The sale of a financial services practice can be a long and complex process. From finding the right match of buyer and seller to agreeing on value to obtaining financing, the process is wrought with challenges. Once a buyer and seller agree on price, however, the process still isn’t over. There’s another element that is possibly the most critical facet of any transaction – payment terms.
Given the volatile nature of the financial services business, it’s rare that a buyer pays cash for a practice. The buyer’s return on the investment is always unpredictable. Some clients may not stay on board through the transition. The market could take a dive right after the sale closes. There are too many wild cards at play for many buyers to feel comfortable with making cash purchases, even if they have the funds available to do so.
An ideal payment structure is one that fairly compensates the selling advisor for his or her hard work in building the practice, but also isn’t so prohibitive that it restricts the buyer’s ability to grow the business. To that end, many financial services practice transactions are made up of three key components:
How value is allocated to these components depends on the situation. There’s no boilerplate structure. However, according to wealthmanagement.com, most of the value of the transaction generally comes via a promissory note. The website surveyed transactions in 2011 and found that payment terms were split between the three payment types in the following way:
Down payment – 36%
Promissory note – 55%
Earn-out – 9%
The down payment is often where buyers and sellers clash. Sellers who are retiring want to be compensated as soon as possible for the value of their practice. Buyers are often reluctant to separate with their cash before taking over the practice.
A sizable down payment may also be impractical. Banks are sometimes reluctant to finance financial services practice transactions because the asset is intangible. After all, if the loan defaults, the bank can’t repossess a book of investments.
Fortunately, many broker-dealers and custodians have recognized that their older advisors need realistic succession plans. In response, some have developed programs to help finance down payments for purchasers. While these programs are fairly new, they could be the future of financing practice transactions.
The promissory note is the most common component of a practice sale. The use of a promissory note allows the seller to receive fair value over a reasonable time frame and gives the buyer an opportunity to realize revenue from the practice before making payments. The length of the note and frequency of the payments can be customized to fit the needs of the parties involved. However, most notes in financial services practice transactions are generally paid-in-full within three to five years.
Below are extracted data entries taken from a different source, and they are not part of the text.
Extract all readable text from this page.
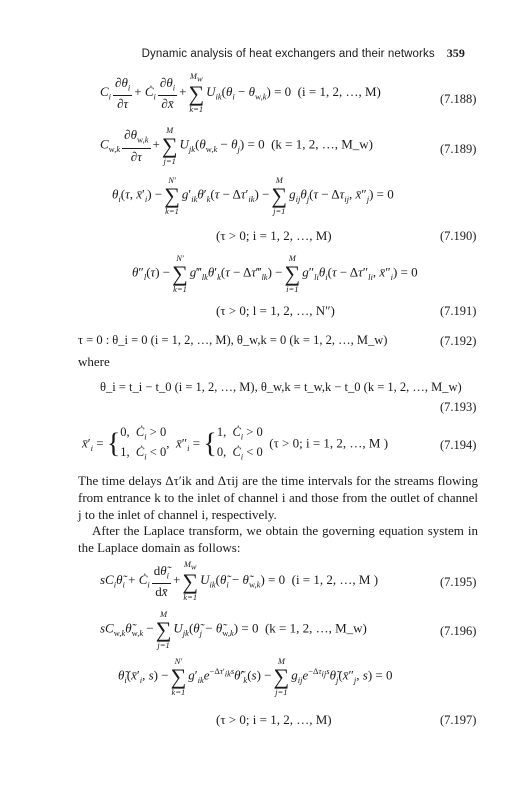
Dynamic analysis of heat exchangers and their networks 359
$C_i \frac{\partial\theta_i}{\partial\tau}$ + $Ċ_i \frac{\partial\theta_i}{\partial x̄}$ +
$M_w$
∑
k=1
$U_{ik}(\theta_i - \theta_{w,k}) = 0$  (i = 1, 2, …, M)
(7.188)
$C_{w,k} \frac{\partial\theta_{w,k}}{\partial\tau}$ +
M
∑
j=1
$U_{jk}(\theta_{w,k} - \theta_j) = 0$  (k = 1, 2, …, M_w)	(7.189)
$\theta_i(\tau$, $x̄'_i$) −
N′
∑
k=1
$g'_{ik}\theta'_k(\tau - \Delta\tau'_{ik})$ −
M
∑
j=1
$g_{ij}\theta_j(\tau - \Delta\tau_{ij}$, $x̄''_j) = 0$
(τ > 0; i = 1, 2, …, M)	(7.190)
$\theta''_l(\tau)$ −
N′
∑
k=1
$g‴_{lk}\theta'_k(\tau$ − $\Delta\tau‴_{lk}$) −
M
∑
i=1
$g''_{li}\theta_i(\tau - \Delta\tau''_{li}$, $x̄''_i) = 0$
(τ > 0; l = 1, 2, …, N″)	(7.191)
τ = 0 : θ_i = 0 (i = 1, 2, …, M), θ_w,k = 0 (k = 1, 2, …, M_w)	(7.192)
where
θ_i = t_i − t_0 (i = 1, 2, …, M), θ_w,k = t_w,k − t_0 (k = 1, 2, …, M_w)
(7.193)
$x̄'_i = \{0$,  $Ċ_i > 0$
1,  $Ċ_i < 0$,  $x̄''_i = \{1$,  $Ċ_i > 0$
0,  $Ċ_i < 0$  (τ > 0; i = 1, 2, …, M )	(7.194)
The time delays Δτ′ik and Δτij are the time intervals for the streams flowing from entrance k to the inlet of channel i and those from the outlet of channel j to the inlet of channel i, respectively.
After the Laplace transform, we obtain the governing equation system in the Laplace domain as follows:
$sC_i\thetã_i$ + $Ċ_i \frac{d\thetã_i}{dx̄}$ +
$M_w$
∑
k=1
$U_{ik}(\thetã_i$ − $\thetã_{w,k}) = 0$  (i = 1, 2, …, M )	(7.195)
$sC_{w,k}\thetã_{w,k}$ −
M
∑
j=1
$U_{jk}(\thetã_j$ − $\thetã_{w,k}) = 0$  (k = 1, 2, …, M_w)	(7.196)
$\thetã_i(x̄'_i$, s) −
N′
∑
k=1
$g'_{ik}e^{-\Delta\tau'_{ik}s}\thetã'_k(s)$ −
M
∑
j=1
$g_{ij}e^{-\Delta\tau_{ij}s}\thetã_j(x̄''_j$, s) = 0
(τ > 0; i = 1, 2, …, M)	(7.197)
An earn-out is an interesting way to compensate for any unsolvable disagreements over the down payment or promissory note. An earn-out pays the seller a percentage of future revenue based on the practice’s performance. The performance could be measured by gross revenue, assets under management, net acquired assets, or any other metric that the parties feel is suitable. An earn-out clause could also provide incentive for the seller to help with client retention during the transition.
The sale price of the practice is often a fluid number once multiple payment methods are involved. That’s why the structure of the payment terms is so important to both the buyer and the seller. Ideally, both parties will walk away with what they believe are fair payment terms.